Versatile log parser

Synopsis

Given a regexp for a log, enables to quicly create aggregation statisctics by writing few code and generates a all in one web page with all vizualisations and data (that requires javascript to work and has some dependencies).

The library comes with a script that aggregates various data from common log format (apache, nginx) : speed_shoot.

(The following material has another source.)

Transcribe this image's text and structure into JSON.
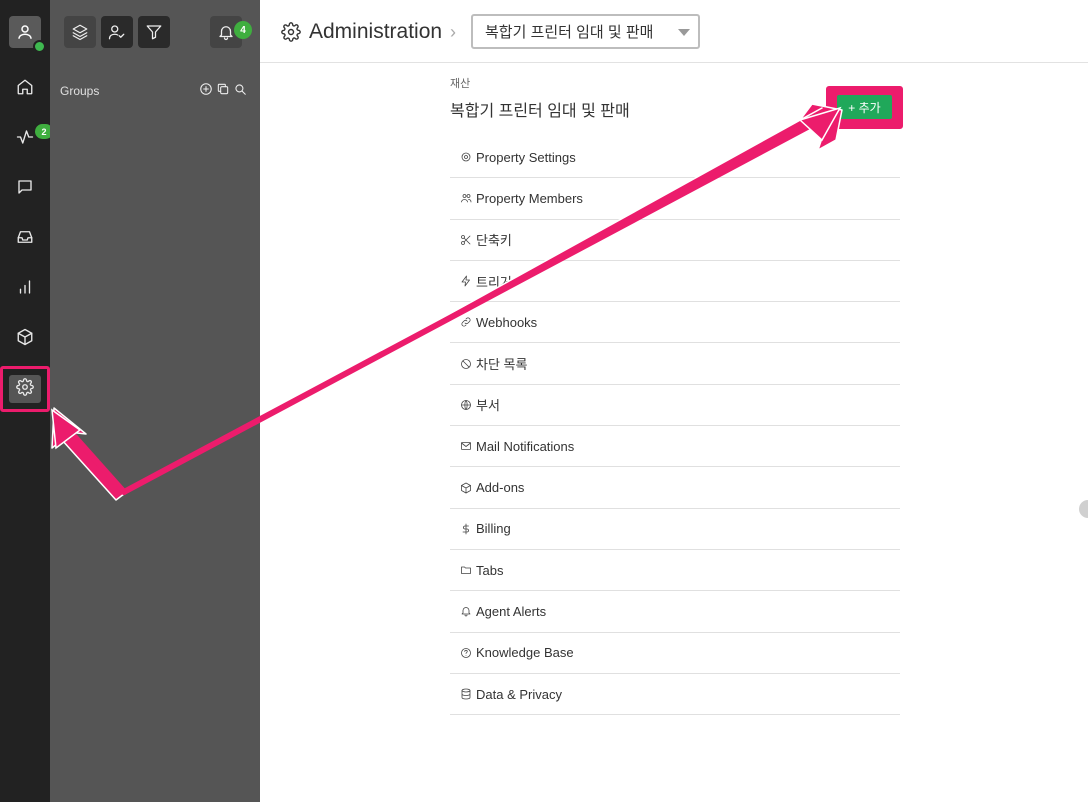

And a script to generate the all in one view yahi_all_in_one_maker.

The demo being there

Installation

    pip install yahi

Quickstart

First you need a geoIP database in legacy format::

    mkdir ~/.yahi
    wget -O- https://mailfud.org/geoip-legacy/GeoIP.dat.gz | \
        zcat > ~/.yahi/GeoIP.dat
    wget -O- https://mailfud.org/geoip-legacy/GeoIPv6.dat.gz | \
        zcat > ~/.yahi/GeoIPv6.dat

And thanks to mailfud for keeping these legacy databases.

Simplest usage is:

    speed_shoot  /var/log/apache/access*log* > data.js

It reads gzipped file format automatically.

And then:

    yahi_all_in_one_maker data.js

To create a all in one HTML page with all JS/CSS/data included that has a multi route view. It includes various external libraries to work : D3js (charting), jquery, google js api (geo chart).

Screenshots

Time serie

Histograms

Geographic map

Raw data

Use as a script

speed shoot is in fact a template of how to use yahi as a module::

    #!/usr/bin/env python
    from archery import mdict
    from yahi import notch, shoot
    from datetime import datetime


    context=notch()

    date_formater= lambda dt :"%s-%s-%s" % ( dt.year, dt.month, dt.day)
    context.output(
        shoot(
            context,
            lambda data : mdict({
                'by_country': mdict({data['_country']: 1}),
                'date_hit': mdict({date_formater(data['_datetime']): 1 }),
                'date_bandwidth': mdict({date_formater(data['_datetime']): int(data["bytes"]) }),
                'hour_hit': mdict({data['_datetime'].hour: 1 }),
                'hour_bandwidth': mdict({data['_datetime'].hour: int(data["bytes"]) }),
                'by_os': mdict({data['_platform_name']: 1 }),
                'by_dist': mdict({data['_dist_name']: 1 }),
                'by_browser': mdict({data['_browser_name']: 1 }),
                'by_bandwidth_by_browser': mdict({data['_browser_name']: int(data["bytes"]) }),
                'by_ip': mdict({data['ip']: 1 }),
                'by_bandwidth_by_ip': mdict({data['ip']: int(data["bytes"]) }),
                'by_status': mdict({data['status']: 1 }),
                'by_url': mdict({data['uri']: 1}),
                'by_agent': mdict({data['agent']: 1}),
                'by_referer': mdict({data['referer']: 1}),
                'ip_by_url': mdict({data['uri']: mdict( {data['ip']: 1 })}),
                'bytes_by_ip': mdict({data['ip']: int(data['bytes'])}),
                'date_dayofweek_hit' : mdict({data['_datetime'].weekday(): 1 }),
                'weekday_browser' : mdict({data['_datetime'].weekday():
                    mdict({data["_browser_name"] :1 })}),
                'total_line' : 1,
            }),
        ),
    )

Naming

Archery is a pun on trait.

Yahi is a remembrance of a native american tribes that was versed in archery so that somewhere on the net we remember the genocides committed in the name of civilisation.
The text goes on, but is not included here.